El informe describe arrestos masivos en varias ciudades, con fuerzas de seguridad persiguiendo a heridos hasta hospitales y deteniendo a abogados, defensores de derechos humanos, activistas y civiles. La Fiscalía de Teherán habría iniciado procesos penales contra deportistas, actores, personas vinculadas a la industria cinematográfica y dueños de cafés, acusándolos de apoyar las protestas.




En un mensaje que Türk calificó de “escalofriante”, el jefe del Poder Judicial iraní afirmó recientemente que “el trabajo recién comienza” y que no habrá clemencia para los detenidos, lo que incrementó la preocupación internacional.

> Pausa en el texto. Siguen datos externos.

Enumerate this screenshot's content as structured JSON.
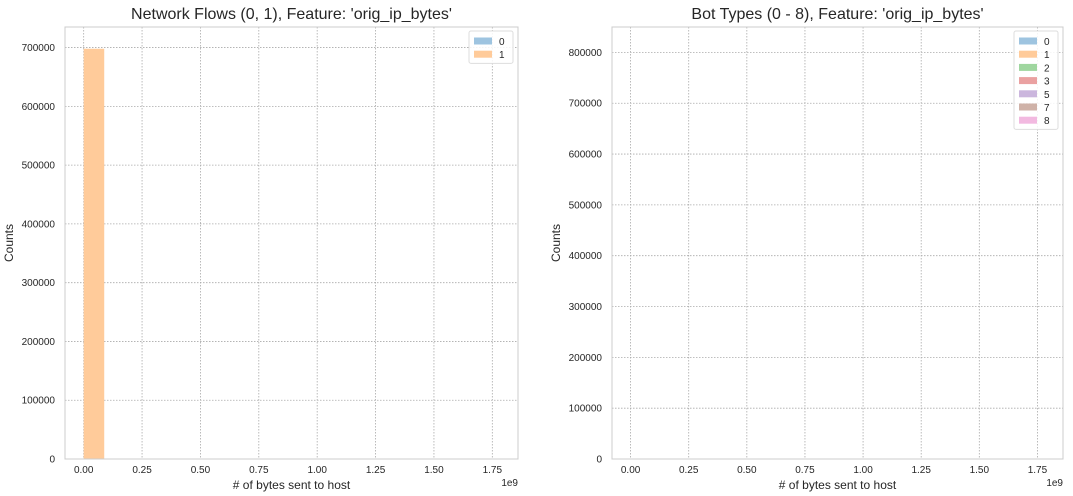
{
  "chart_data": [
    {
      "type": "bar",
      "title": "Network Flows (0, 1), Feature: 'orig_ip_bytes'",
      "xlabel": "# of bytes sent to host",
      "ylabel": "Counts",
      "x_offset_label": "1e9",
      "xlim": [
        -0.08,
        1.86
      ],
      "ylim": [
        0,
        735000
      ],
      "xticks": [
        0.0,
        0.25,
        0.5,
        0.75,
        1.0,
        1.25,
        1.5,
        1.75
      ],
      "xtick_labels": [
        "0.00",
        "0.25",
        "0.50",
        "0.75",
        "1.00",
        "1.25",
        "1.50",
        "1.75"
      ],
      "yticks": [
        0,
        100000,
        200000,
        300000,
        400000,
        500000,
        600000,
        700000
      ],
      "ytick_labels": [
        "0",
        "100000",
        "200000",
        "300000",
        "400000",
        "500000",
        "600000",
        "700000"
      ],
      "grid": true,
      "legend_position": "top-right",
      "series": [
        {
          "name": "0",
          "color": "#9ec4e0",
          "bins": [
            {
              "x0": 0.0,
              "x1": 0.088,
              "count": 0
            }
          ]
        },
        {
          "name": "1",
          "color": "#ffcb9a",
          "bins": [
            {
              "x0": 0.0,
              "x1": 0.088,
              "count": 698000
            }
          ]
        }
      ]
    },
    {
      "type": "bar",
      "title": "Bot Types (0 - 8), Feature: 'orig_ip_bytes'",
      "xlabel": "# of bytes sent to host",
      "ylabel": "Counts",
      "x_offset_label": "1e9",
      "xlim": [
        -0.08,
        1.86
      ],
      "ylim": [
        0,
        850000
      ],
      "xticks": [
        0.0,
        0.25,
        0.5,
        0.75,
        1.0,
        1.25,
        1.5,
        1.75
      ],
      "xtick_labels": [
        "0.00",
        "0.25",
        "0.50",
        "0.75",
        "1.00",
        "1.25",
        "1.50",
        "1.75"
      ],
      "yticks": [
        0,
        100000,
        200000,
        300000,
        400000,
        500000,
        600000,
        700000,
        800000
      ],
      "ytick_labels": [
        "0",
        "100000",
        "200000",
        "300000",
        "400000",
        "500000",
        "600000",
        "700000",
        "800000"
      ],
      "grid": true,
      "legend_position": "top-right",
      "series": [
        {
          "name": "0",
          "color": "#9ec4e0",
          "bins": []
        },
        {
          "name": "1",
          "color": "#ffcb9a",
          "bins": []
        },
        {
          "name": "2",
          "color": "#9fd69f",
          "bins": []
        },
        {
          "name": "3",
          "color": "#eaa1a1",
          "bins": []
        },
        {
          "name": "5",
          "color": "#cbb6dd",
          "bins": []
        },
        {
          "name": "7",
          "color": "#cfb2a8",
          "bins": []
        },
        {
          "name": "8",
          "color": "#f2b9e0",
          "bins": []
        }
      ]
    }
  ]
}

Ejecuciones y juicios sin garantías

Irán continúa figurando entre los países con mayor número de ejecuciones en el mundo. Solo en 2025, al menos 1.500 personas habrían sido ejecutadas, un aumento del 50 % respecto del año anterior. El Alto Comisionado expresó su alarma por mensajes contradictorios del gobierno: mientras el canciller afirmó que no se evalúan ejecuciones por las protestas, altos funcionarios judiciales siguieron amenazando con penas de muerte obligatorias.

La difusión por medios estatales de casi 100 “confesiones” forzadas y la opacidad de los procesos judiciales agravan las dudas sobre el derecho al debido proceso y a un juicio justo. A ello se suma que los detenidos no pueden comunicarse con familiares ni abogados debido al prolongado corte de internet.

El apagón informativo más largo

El Alto Comisionado subrayó que el apagón de comunicaciones, el más largo registrado en el país, aisló a la población: los iraníes no pueden comunicarse entre sí ni con el exterior, ni acceder a información básica sobre lo que ocurre. Paralelamente, las autoridades han intentado deslegitimar las protestas calificando a los manifestantes de “terroristas”, “enemigos del Estado” o “agentes extranjeros”.

Türk fue categórico: ninguna acusación justifica el uso excesivo, innecesario y desproporcionado de la fuerza, ni exime al Estado de garantizar investigaciones transparentes y el respeto de las garantías judiciales.

Demandas de cambio y llamado al diálogo

El Alto Comisionado recordó que estas protestas se inscriben en una larga secuencia de reclamos sociales por cambios políticos, económicos y sociales, intensificados por la crisis económica, el alza de precios, políticas gubernamentales y el impacto de sanciones internacionales. Aunque las autoridades anunciaron inicialmente medidas de alivio y diálogo, rápidamente volvieron —dijo— al patrón de represión violenta.

Türk afirmó que la única salida es un diálogo genuino basado en derechos humanos, que incorpore las aspiraciones de mujeres, jóvenes y minorías étnicas y religiosas. En ese marco, dirigió siete mensajes a la cúpula iraní: poner fin a la represión, liberar de inmediato a los detenidos arbitrariamente, establecer una moratoria total a la pena de muerte, restaurar internet, investigar violaciones con estándares internacionales, reconstruir la confianza social y cooperar plenamente con los mecanismos de la ONU, permitiendo el acceso al país.

Un llamado a la comunidad internacional

Más allá de Irán, Türk instó a la comunidad internacional a mitigar el impacto de las sanciones sobre los derechos humanos y advirtió que la retórica agresiva y las amenazas son contraproducentes. “La rendición de cuentas por violaciones de derechos humanos no se logra mediante la fuerza militar, interna o externa”, subrayó, al tiempo que pidió reducir tensiones regionales.

“Los derechos humanos son una herramienta esencial para atravesar tiempos difíciles, no un arma para instrumentalizar”, concluyó el Alto Comisionado, expresando su deseo de que la crisis actual se convierta en un punto de inflexión que coloque las necesidades y aspiraciones del pueblo iraní en el centro.